I'm trying to understand a calculation my professor did in my quantum mechanics script. Here it is:

Each rotation $R \in O(3)$ induces a unitary transformation in $L^2(R^3)$, i.e. the space of square integrable real functions. $U( R ): \psi(\vec{x}) \rightarrow \psi(R^{-1} \vec{x})$.

The professor goes on to show that $R \rightarrow U( R)$ is a unitary representation of O(3).
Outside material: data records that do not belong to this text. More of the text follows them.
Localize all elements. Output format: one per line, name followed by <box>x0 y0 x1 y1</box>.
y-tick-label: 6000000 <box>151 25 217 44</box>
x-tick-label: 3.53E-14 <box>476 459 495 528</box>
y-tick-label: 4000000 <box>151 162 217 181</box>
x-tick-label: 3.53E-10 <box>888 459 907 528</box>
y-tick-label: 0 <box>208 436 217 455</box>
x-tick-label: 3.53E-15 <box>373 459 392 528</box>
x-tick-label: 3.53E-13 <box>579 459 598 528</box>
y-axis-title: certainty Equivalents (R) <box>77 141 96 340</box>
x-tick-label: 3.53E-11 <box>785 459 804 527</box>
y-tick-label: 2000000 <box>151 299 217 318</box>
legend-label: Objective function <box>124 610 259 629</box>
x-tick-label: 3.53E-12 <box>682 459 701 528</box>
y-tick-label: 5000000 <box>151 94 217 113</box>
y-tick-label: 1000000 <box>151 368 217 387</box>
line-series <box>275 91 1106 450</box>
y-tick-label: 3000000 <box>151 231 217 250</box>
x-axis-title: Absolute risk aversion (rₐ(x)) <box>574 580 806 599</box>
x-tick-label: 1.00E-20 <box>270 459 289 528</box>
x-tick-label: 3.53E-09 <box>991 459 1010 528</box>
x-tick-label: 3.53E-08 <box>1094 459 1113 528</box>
He does that by showing $U( 1 ) = id$ and $U(R_2)U(R_1) = U(R_2 R_1)$. The first one is trivial while the second one seems to be wrong for the definition of $U(R )$ above.

$U(R_2)U(R_1) \psi(\vec{x}) = U(R_2)\psi(R_1^{-1} \vec{x}) = \psi(R_2^{-1} R_1^{-1} \vec{x}) = \psi((R_1 R_2)^{-1}\vec{x})$. Which isn't the same as $U(R_2 R_1)$.

Does anybody know where I went wrong?

Second question is:

It says in the script "$U(\lambda) = U(R(\lambda))$ produces a 1 parameter unitary group. Its generating function A is: $(A\psi)(\vec{x}) = i\hbar \frac{d}{d \lambda} \psi(R(-\lambda)\vec{x})$". Without really explaining where this comes from. What definition do I need to understand that equation?